What books caught my eye this week as they passed over my library counter and under the scanner? A pair of memoirs this week.
First up was Before They're Gone by Michael Lanza. Subtitled - A Family's Year-Long Quest to Explore America's Most Endangered National Parks.
From the publisher, Beacon Press:
"A longtime backpacker, climber, and skier, Michael Lanza knows our national parks like the back of his hand. As a father, he hopes to share these special places with his two young children. But he has seen firsthand the changes wrought by the warming climate and understands what lies ahead: Alaska's tidewater glaciers are rapidly retreating, and the abundant sea life in their shadow departs with them. Encroaching tides threaten beloved wilderness coasts like Washington's Olympic and Florida's Everglades. Less snowfall and hotter summers will diminish Yosemite's world-famous waterfalls. And it is predicted that Glacier National Park's 7,000-year-old glaciers will be gone in a decade.
To Lanza, it feels like the house he grew up in is being looted. Painfully aware of the ecological-and spiritual-calamity that global warming will bring to our nation's parks, Lanza sets out to show his children these wonders before they have changed forever.
He takes his nine-year-old son, Nate, and seven-year-old daughter, Alex, on an ambitious journey to see as many climate-threatened wild places as he can fit into a year: backpacking in the Grand Canyon, Glacier, the North Cascades, Mount Rainier, Rocky Mountain, and along the wild Olympic coast; sea kayaking in Alaska's Glacier Bay; hiking to Yosemite's waterfalls; rock climbing in Joshua Tree National Park; cross-country skiing in Yellowstone; and canoeing in the Everglades.
Through these poignant and humorous adventures, Lanza shares the beauty of each place and shows how his children connect with nature when given "unscripted" time. Ultimately, he writes, this is more their story than his, for whatever comes of our changing world, they are the ones who will live in it."
Next up was Growing a Farmer by Kurt Timmermeister. Subtitled - How I Learned to Live Off the Land.

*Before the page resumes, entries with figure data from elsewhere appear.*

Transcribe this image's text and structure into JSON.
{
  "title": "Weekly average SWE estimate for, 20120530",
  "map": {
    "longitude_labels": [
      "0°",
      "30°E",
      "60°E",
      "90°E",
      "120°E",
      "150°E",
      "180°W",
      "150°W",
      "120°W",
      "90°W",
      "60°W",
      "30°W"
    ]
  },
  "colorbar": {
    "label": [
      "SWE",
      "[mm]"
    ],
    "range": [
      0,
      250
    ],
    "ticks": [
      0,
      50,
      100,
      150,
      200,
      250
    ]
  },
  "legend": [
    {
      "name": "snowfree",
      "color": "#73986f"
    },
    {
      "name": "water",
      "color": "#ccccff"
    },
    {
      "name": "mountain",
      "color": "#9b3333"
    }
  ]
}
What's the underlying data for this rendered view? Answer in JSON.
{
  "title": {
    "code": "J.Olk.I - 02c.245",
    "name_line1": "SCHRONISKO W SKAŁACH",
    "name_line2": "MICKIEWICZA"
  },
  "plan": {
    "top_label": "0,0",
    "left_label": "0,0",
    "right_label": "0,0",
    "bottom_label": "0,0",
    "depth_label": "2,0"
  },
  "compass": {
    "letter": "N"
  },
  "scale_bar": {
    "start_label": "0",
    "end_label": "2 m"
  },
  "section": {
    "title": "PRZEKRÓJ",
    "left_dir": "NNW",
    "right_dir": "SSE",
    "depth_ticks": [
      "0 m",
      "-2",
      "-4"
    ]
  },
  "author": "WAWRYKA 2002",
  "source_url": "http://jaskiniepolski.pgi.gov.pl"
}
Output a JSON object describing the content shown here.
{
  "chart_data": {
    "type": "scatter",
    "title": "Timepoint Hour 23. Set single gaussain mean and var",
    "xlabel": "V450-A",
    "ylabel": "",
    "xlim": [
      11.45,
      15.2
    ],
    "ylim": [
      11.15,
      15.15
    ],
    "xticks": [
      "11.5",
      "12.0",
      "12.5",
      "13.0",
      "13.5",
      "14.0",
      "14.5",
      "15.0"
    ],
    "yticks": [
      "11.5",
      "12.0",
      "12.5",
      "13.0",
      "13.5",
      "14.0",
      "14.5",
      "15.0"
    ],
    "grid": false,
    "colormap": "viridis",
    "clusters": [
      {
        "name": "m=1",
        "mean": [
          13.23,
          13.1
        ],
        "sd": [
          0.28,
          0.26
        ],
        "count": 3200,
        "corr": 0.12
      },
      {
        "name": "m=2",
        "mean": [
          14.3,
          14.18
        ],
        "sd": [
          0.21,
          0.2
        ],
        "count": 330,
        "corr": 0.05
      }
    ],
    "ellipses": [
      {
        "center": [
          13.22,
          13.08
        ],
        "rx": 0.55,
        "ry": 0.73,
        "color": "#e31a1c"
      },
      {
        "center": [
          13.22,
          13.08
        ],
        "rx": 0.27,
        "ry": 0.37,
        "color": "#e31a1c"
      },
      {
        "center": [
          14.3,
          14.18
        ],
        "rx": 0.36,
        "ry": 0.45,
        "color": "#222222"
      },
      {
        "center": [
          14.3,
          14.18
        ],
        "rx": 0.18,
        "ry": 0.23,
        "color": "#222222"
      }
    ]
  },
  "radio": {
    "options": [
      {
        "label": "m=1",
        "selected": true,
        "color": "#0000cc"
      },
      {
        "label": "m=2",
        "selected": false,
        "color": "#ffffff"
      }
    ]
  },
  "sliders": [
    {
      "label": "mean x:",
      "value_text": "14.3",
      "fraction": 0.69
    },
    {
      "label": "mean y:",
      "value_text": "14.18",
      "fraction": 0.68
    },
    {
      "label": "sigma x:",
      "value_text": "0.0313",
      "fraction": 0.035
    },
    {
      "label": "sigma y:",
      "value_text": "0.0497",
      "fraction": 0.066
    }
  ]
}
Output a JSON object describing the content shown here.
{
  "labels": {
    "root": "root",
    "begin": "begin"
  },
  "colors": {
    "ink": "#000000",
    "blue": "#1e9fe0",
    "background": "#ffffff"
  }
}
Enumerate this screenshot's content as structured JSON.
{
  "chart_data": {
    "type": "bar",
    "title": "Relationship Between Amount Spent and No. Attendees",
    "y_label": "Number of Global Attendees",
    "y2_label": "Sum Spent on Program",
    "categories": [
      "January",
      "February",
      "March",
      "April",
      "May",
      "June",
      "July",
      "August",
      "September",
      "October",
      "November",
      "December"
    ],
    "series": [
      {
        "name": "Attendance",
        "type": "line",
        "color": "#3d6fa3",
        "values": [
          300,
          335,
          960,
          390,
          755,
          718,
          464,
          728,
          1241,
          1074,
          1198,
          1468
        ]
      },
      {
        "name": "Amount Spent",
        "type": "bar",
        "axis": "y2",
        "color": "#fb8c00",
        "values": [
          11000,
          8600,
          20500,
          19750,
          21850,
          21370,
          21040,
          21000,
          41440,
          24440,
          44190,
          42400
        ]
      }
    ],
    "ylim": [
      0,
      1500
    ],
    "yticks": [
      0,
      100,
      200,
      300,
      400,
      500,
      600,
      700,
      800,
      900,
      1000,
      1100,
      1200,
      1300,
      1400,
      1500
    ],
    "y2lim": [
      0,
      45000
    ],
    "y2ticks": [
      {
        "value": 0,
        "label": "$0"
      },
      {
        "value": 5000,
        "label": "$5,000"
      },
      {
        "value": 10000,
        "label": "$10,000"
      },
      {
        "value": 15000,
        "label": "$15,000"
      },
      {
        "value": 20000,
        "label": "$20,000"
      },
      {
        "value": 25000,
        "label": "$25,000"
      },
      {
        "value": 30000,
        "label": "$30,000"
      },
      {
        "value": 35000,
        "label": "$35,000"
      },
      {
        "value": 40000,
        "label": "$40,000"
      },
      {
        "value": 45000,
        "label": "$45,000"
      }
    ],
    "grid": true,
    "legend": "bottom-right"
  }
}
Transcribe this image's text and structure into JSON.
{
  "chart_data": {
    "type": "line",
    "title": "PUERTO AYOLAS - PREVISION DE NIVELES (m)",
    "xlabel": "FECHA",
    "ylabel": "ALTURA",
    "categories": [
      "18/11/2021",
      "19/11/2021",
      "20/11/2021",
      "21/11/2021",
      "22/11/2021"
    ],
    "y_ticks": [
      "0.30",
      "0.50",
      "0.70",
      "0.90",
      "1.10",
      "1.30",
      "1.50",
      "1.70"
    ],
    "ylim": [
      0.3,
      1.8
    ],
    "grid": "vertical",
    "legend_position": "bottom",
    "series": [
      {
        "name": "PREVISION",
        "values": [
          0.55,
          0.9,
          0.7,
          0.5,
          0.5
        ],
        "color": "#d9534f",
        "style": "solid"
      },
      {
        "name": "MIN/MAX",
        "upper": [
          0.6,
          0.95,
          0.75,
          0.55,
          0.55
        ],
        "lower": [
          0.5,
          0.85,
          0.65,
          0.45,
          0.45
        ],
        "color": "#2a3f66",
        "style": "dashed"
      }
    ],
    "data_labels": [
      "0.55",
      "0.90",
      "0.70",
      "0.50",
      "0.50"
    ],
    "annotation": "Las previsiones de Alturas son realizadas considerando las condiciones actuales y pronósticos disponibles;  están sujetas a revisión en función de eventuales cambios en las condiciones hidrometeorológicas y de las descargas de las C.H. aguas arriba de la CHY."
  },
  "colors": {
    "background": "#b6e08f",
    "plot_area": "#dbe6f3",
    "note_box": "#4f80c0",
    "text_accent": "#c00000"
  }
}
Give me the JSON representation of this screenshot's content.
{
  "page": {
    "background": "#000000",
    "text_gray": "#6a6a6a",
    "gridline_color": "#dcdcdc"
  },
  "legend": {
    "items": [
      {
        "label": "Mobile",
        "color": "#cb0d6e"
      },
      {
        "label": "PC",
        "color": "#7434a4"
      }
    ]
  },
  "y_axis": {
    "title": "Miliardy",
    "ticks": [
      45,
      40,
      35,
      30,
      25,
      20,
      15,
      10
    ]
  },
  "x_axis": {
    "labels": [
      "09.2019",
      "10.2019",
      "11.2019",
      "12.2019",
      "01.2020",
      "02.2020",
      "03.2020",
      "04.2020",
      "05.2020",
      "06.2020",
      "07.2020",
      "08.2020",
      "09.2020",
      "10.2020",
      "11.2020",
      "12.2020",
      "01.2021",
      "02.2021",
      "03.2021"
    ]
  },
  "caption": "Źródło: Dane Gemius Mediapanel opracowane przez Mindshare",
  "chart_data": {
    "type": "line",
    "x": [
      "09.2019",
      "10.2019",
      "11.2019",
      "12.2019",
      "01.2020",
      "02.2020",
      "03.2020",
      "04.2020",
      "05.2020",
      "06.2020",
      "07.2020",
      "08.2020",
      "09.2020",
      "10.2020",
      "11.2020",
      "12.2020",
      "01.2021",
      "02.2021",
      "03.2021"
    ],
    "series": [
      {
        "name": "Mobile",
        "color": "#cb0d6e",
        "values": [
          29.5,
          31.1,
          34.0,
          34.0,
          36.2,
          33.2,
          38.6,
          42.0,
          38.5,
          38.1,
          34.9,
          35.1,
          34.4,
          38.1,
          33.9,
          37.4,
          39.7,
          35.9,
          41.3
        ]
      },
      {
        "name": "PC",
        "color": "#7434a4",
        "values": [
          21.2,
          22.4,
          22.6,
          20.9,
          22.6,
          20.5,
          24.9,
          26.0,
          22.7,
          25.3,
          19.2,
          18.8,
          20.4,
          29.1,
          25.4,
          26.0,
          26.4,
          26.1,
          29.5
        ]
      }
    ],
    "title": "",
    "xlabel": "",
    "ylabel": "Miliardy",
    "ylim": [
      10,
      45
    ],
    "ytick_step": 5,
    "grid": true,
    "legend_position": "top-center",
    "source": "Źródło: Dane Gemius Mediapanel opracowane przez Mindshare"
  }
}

From the publisher, W.W. Norton:
"When he purchased four acres of land on Vashon Island, Kurt Timmermeister was only looking for an affordable home near the restaurants he ran in Seattle. But as he slowly settled into his new property, he became awakened to the connection between what he ate and where it came from: a hive of bees provided honey, a young cow could give fresh milk, an apple orchard allowed him to make vinegar. With refreshing honesty, Timmermeister details the initial stumbles and subsequent realities he faced as he established a profitable farm for himself. Personal yet practical, Growing a Farmer will entirely recast the way we think about our relationship to the food we consume.
(Over the Counter is a regular feature at A Bookworm's World. I've sadly come the realization that I cannot physically read every book that catches my interest as it crosses over my counter at the library. But... I can mention them and maybe one of them will catch your eye as well. See if your local library has them on their shelves!)